When looking for a position abroad, job seekers typically try to find work sooner rather than later. By the time you get on a plane for Paris or Singapore, you want to know your salary, your new boss and maybe even the date you'll be returning.

But not everyone is compelled to have a job lined up when moving to another country. For some, especially for workers without established career or who are just eager for time overseas, a just-do-it philosophy takes hold. Caution is thrown to the wind, career goals are put on hold and the overriding desire for that international experience motivates the job seeker to find some sort of work in a new home.

"There is no time like the present," says Mary Mader, who moved to Australia and found a job as an international marketing consultant for a Perth interior design firm. "If anyone has had ideas about doing something like this, I really encourage them to just go for it."

Here are five tips for anyone planning to take the bold step of moving to another country without a job lined up:

Research Your Destination

Embracing an action-oriented philosophy doesn't mean packing your bags without knowing how to say "hello" in Hebrew or "Where is the Louvre" in French. If anything, moving abroad without a job lined up requires additional planning, as your knowledge of a country's language and customs -- especially with regard to work permits and job hunting -- will likely play a role in your success there.

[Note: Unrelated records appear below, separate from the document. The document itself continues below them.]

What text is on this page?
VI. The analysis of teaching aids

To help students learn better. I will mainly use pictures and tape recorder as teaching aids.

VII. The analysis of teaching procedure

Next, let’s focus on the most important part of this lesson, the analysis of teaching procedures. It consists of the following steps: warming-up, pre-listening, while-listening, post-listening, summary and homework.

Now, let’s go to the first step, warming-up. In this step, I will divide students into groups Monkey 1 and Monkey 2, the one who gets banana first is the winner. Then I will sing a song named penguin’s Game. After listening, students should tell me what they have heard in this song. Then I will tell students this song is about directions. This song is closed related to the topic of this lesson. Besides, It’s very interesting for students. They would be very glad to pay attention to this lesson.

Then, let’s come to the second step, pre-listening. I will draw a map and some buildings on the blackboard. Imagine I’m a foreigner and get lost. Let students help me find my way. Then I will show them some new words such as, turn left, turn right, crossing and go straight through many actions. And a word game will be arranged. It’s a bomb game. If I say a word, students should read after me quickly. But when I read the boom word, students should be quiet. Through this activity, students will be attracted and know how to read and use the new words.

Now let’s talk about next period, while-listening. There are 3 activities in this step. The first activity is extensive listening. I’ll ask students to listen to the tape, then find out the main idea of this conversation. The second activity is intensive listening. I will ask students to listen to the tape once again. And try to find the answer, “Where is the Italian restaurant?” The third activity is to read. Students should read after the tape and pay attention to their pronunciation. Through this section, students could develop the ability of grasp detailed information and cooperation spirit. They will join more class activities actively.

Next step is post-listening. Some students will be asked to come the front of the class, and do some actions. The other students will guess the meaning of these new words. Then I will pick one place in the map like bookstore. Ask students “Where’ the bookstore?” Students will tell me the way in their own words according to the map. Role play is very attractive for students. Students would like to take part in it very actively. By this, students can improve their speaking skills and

In particular, scout out the options available there. Is teaching English a possibility? Find the relevant contacts before you leave, rather than while you're trying to get used to a foreign phone system.

Network in Advance

By the time you depart, your Palm Pilot should have the names of five people, at the very least, to contact once you arrive. These need not be professional contacts -- just individuals with whom you can meet in a cafe, learn the names of other contacts, and start meeting people to help you locate job opportunities. Contacts matter in any job search, but they're essential when you don't know the country and your command of the language is shaky.

Know How Long Your Money Will Last

Unless you're certain you've got in-demand skills, plan on a minimum of three months without a paycheck. You would be wise to plan for six months. Unless you can embark on the trip feeling your funds will be well spent, no matter what comes of it, don't do it. You want to be able to return home with grace, not grief about what might have been.

Be Ready for Anything

If you're a bond trader expecting to land a position in the financial industry in Italy or Thailand, you may need to reevaluate your plans. Basically, in order for this sort of plan to work, you have to be willing to accept all different sorts of assignments in the interim -- childcare, dog-walking, bartending. That's part of the reason this plan is typically more attractive to people in their twenties. You may not have to walk dogs for months, but opportunities tend to multiply, according to expats, and if you begin to accept one or two jobs -- however far from the ideal -- you're likely to find others in the future.

Have an Exit Strategy

Things not working out for you in Milan or Melbourne? You need to have an exit strategy -- a plan for returning to the US and finding work here. More than anything, that means keeping channels open with friends, colleagues and former bosses in the US. With email and the Internet, that's easier than ever. Store your resume somewhere online, like on Monster.com, for easy reference, and have it ready to go when you decide to return. You'll even be able to apply for jobs before you get back.